Odd isn't it, I first heard this version of Mahler's Resurrection Symphony on a mate's cheap CD player in the late 80's and it blew me away (both the CD and the quality from a low end CD player, maybe a Yamaha, I forget exactly which).
Have listened to many versions since, and was expecting much from Simon Rattle's CBSO version but found it frankly boring.
This Rattle version btw not the later one.
Joe’s version or the Fabs.????
No doubt about this one: the Bauhaus version of ‘Ziggy Stardust’ smokes the original. Heretical but true. Play very loud indeed.
In very close second place, Robert Wyatt’s version of ‘Shipbuilding’ (Elvis Costello).

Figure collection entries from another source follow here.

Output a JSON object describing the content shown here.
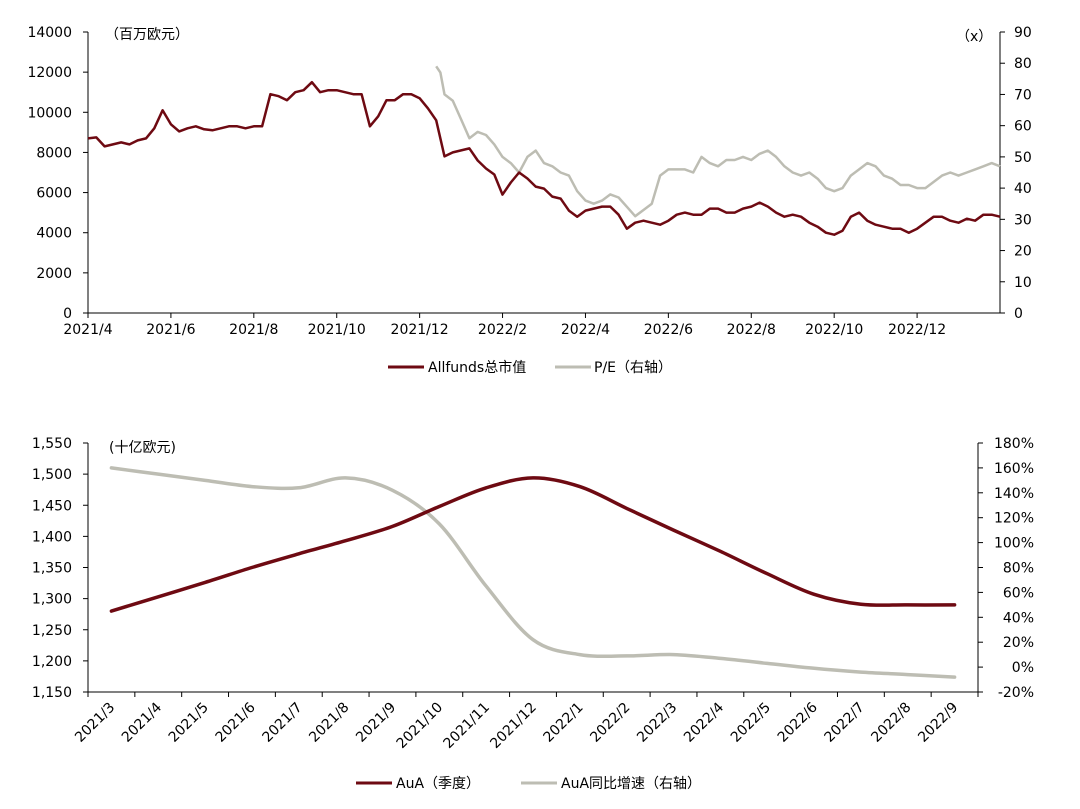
{
  "colors": {
    "primary": "#6e0a12",
    "secondary": "#bdbdb3",
    "axis": "#000000"
  },
  "chart_data": [
    {
      "type": "line",
      "left_unit": "（百万欧元）",
      "right_unit": "（x）",
      "ylim": [
        0,
        14000
      ],
      "y2lim": [
        0,
        90
      ],
      "y_ticks": [
        "0",
        "2000",
        "4000",
        "6000",
        "8000",
        "10000",
        "12000",
        "14000"
      ],
      "y2_ticks": [
        "0",
        "10",
        "20",
        "30",
        "40",
        "50",
        "60",
        "70",
        "80",
        "90"
      ],
      "x_ticks": [
        "2021/4",
        "2021/6",
        "2021/8",
        "2021/10",
        "2021/12",
        "2022/2",
        "2022/4",
        "2022/6",
        "2022/8",
        "2022/10",
        "2022/12"
      ],
      "x_tick_pos": [
        0,
        2,
        4,
        6,
        8,
        10,
        12,
        14,
        16,
        18,
        20
      ],
      "x_range": [
        0,
        22
      ],
      "series": [
        {
          "name": "Allfunds总市值",
          "axis": "left",
          "x": [
            0,
            0.2,
            0.4,
            0.6,
            0.8,
            1.0,
            1.2,
            1.4,
            1.6,
            1.8,
            2.0,
            2.2,
            2.4,
            2.6,
            2.8,
            3.0,
            3.2,
            3.4,
            3.6,
            3.8,
            4.0,
            4.2,
            4.4,
            4.6,
            4.8,
            5.0,
            5.2,
            5.4,
            5.6,
            5.8,
            6.0,
            6.2,
            6.4,
            6.6,
            6.8,
            7.0,
            7.2,
            7.4,
            7.6,
            7.8,
            8.0,
            8.2,
            8.4,
            8.6,
            8.8,
            9.0,
            9.2,
            9.4,
            9.6,
            9.8,
            10.0,
            10.2,
            10.4,
            10.6,
            10.8,
            11.0,
            11.2,
            11.4,
            11.6,
            11.8,
            12.0,
            12.2,
            12.4,
            12.6,
            12.8,
            13.0,
            13.2,
            13.4,
            13.6,
            13.8,
            14.0,
            14.2,
            14.4,
            14.6,
            14.8,
            15.0,
            15.2,
            15.4,
            15.6,
            15.8,
            16.0,
            16.2,
            16.4,
            16.6,
            16.8,
            17.0,
            17.2,
            17.4,
            17.6,
            17.8,
            18.0,
            18.2,
            18.4,
            18.6,
            18.8,
            19.0,
            19.2,
            19.4,
            19.6,
            19.8,
            20.0,
            20.2,
            20.4,
            20.6,
            20.8,
            21.0,
            21.2,
            21.4,
            21.6,
            21.8,
            22.0
          ],
          "values": [
            8700,
            8750,
            8300,
            8400,
            8500,
            8400,
            8600,
            8700,
            9200,
            10100,
            9400,
            9050,
            9200,
            9300,
            9150,
            9100,
            9200,
            9300,
            9300,
            9200,
            9300,
            9300,
            10900,
            10800,
            10600,
            11000,
            11100,
            11500,
            11000,
            11100,
            11100,
            11000,
            10900,
            10900,
            9300,
            9800,
            10600,
            10600,
            10900,
            10900,
            10700,
            10200,
            9600,
            7800,
            8000,
            8100,
            8200,
            7600,
            7200,
            6900,
            5900,
            6500,
            7000,
            6700,
            6300,
            6200,
            5800,
            5700,
            5100,
            4800,
            5100,
            5200,
            5300,
            5300,
            4900,
            4200,
            4500,
            4600,
            4500,
            4400,
            4600,
            4900,
            5000,
            4900,
            4900,
            5200,
            5200,
            5000,
            5000,
            5200,
            5300,
            5500,
            5300,
            5000,
            4800,
            4900,
            4800,
            4500,
            4300,
            4000,
            3900,
            4100,
            4800,
            5000,
            4600,
            4400,
            4300,
            4200,
            4200,
            4000,
            4200,
            4500,
            4800,
            4800,
            4600,
            4500,
            4700,
            4600,
            4900,
            4900,
            4800
          ]
        },
        {
          "name": "P/E（右轴）",
          "axis": "right",
          "x": [
            8.4,
            8.5,
            8.6,
            8.8,
            9.0,
            9.2,
            9.4,
            9.6,
            9.8,
            10.0,
            10.2,
            10.4,
            10.6,
            10.8,
            11.0,
            11.2,
            11.4,
            11.6,
            11.8,
            12.0,
            12.2,
            12.4,
            12.6,
            12.8,
            13.0,
            13.2,
            13.4,
            13.6,
            13.8,
            14.0,
            14.2,
            14.4,
            14.6,
            14.8,
            15.0,
            15.2,
            15.4,
            15.6,
            15.8,
            16.0,
            16.2,
            16.4,
            16.6,
            16.8,
            17.0,
            17.2,
            17.4,
            17.6,
            17.8,
            18.0,
            18.2,
            18.4,
            18.6,
            18.8,
            19.0,
            19.2,
            19.4,
            19.6,
            19.8,
            20.0,
            20.2,
            20.4,
            20.6,
            20.8,
            21.0,
            21.2,
            21.4,
            21.6,
            21.8,
            22.0
          ],
          "values": [
            79,
            77,
            70,
            68,
            62,
            56,
            58,
            57,
            54,
            50,
            48,
            45,
            50,
            52,
            48,
            47,
            45,
            44,
            39,
            36,
            35,
            36,
            38,
            37,
            34,
            31,
            33,
            35,
            44,
            46,
            46,
            46,
            45,
            50,
            48,
            47,
            49,
            49,
            50,
            49,
            51,
            52,
            50,
            47,
            45,
            44,
            45,
            43,
            40,
            39,
            40,
            44,
            46,
            48,
            47,
            44,
            43,
            41,
            41,
            40,
            40,
            42,
            44,
            45,
            44,
            45,
            46,
            47,
            48,
            47
          ]
        }
      ],
      "legend": [
        "Allfunds总市值",
        "P/E（右轴）"
      ]
    },
    {
      "type": "line",
      "left_unit": "(十亿欧元)",
      "ylim": [
        1150,
        1550
      ],
      "y2lim": [
        -20,
        180
      ],
      "y_ticks": [
        "1,150",
        "1,200",
        "1,250",
        "1,300",
        "1,350",
        "1,400",
        "1,450",
        "1,500",
        "1,550"
      ],
      "y2_ticks": [
        "-20%",
        "0%",
        "20%",
        "40%",
        "60%",
        "80%",
        "100%",
        "120%",
        "140%",
        "160%",
        "180%"
      ],
      "categories": [
        "2021/3",
        "2021/4",
        "2021/5",
        "2021/6",
        "2021/7",
        "2021/8",
        "2021/9",
        "2021/10",
        "2021/11",
        "2021/12",
        "2022/1",
        "2022/2",
        "2022/3",
        "2022/4",
        "2022/5",
        "2022/6",
        "2022/7",
        "2022/8",
        "2022/9"
      ],
      "series": [
        {
          "name": "AuA（季度）",
          "axis": "left",
          "values": [
            1280,
            1303,
            1326,
            1350,
            1372,
            1393,
            1416,
            1448,
            1478,
            1494,
            1480,
            1445,
            1410,
            1376,
            1340,
            1307,
            1291,
            1290,
            1290
          ]
        },
        {
          "name": "AuA同比增速（右轴）",
          "axis": "right",
          "values": [
            160,
            155,
            150,
            145,
            144,
            152,
            142,
            115,
            65,
            22,
            10,
            9,
            10,
            7,
            3,
            -1,
            -4,
            -6,
            -8
          ]
        }
      ],
      "legend": [
        "AuA（季度）",
        "AuA同比增速（右轴）"
      ]
    }
  ]
}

Johnny Cash recorded a few, One from U2 (already mentioned by Bruce) and I See A Darkness from Bonnie Prince Billie aka Will Oldham and one I never thought possible: Bridge Over Troubled Water. The original from Simon and Garfunkel is a true classic, but Johnny Cash digs so much deeper into its meaning, that I am still speechless while listening to it.
Another good one is Satisfaction as recorded by Cat Power.
Innocent Bystander posted:
Anti-Nowhere League‘s version of Streets of London - takes Ralph McTell’s hauntingly moving song and thrusts the reality of life on the streets in your face.
Gosh, I didn’t have you down as an Anti Nowhere League fan! I loved that song back in the day. Didn’t it come with the wonderful So What, with a particularly memorable chorus?
I love Steely Dan, but like Rickie Lee Jones’s version of Showbiz Kids more than the original. It’s more stripped down, yet somehow more immediate, perhaps more spiteful.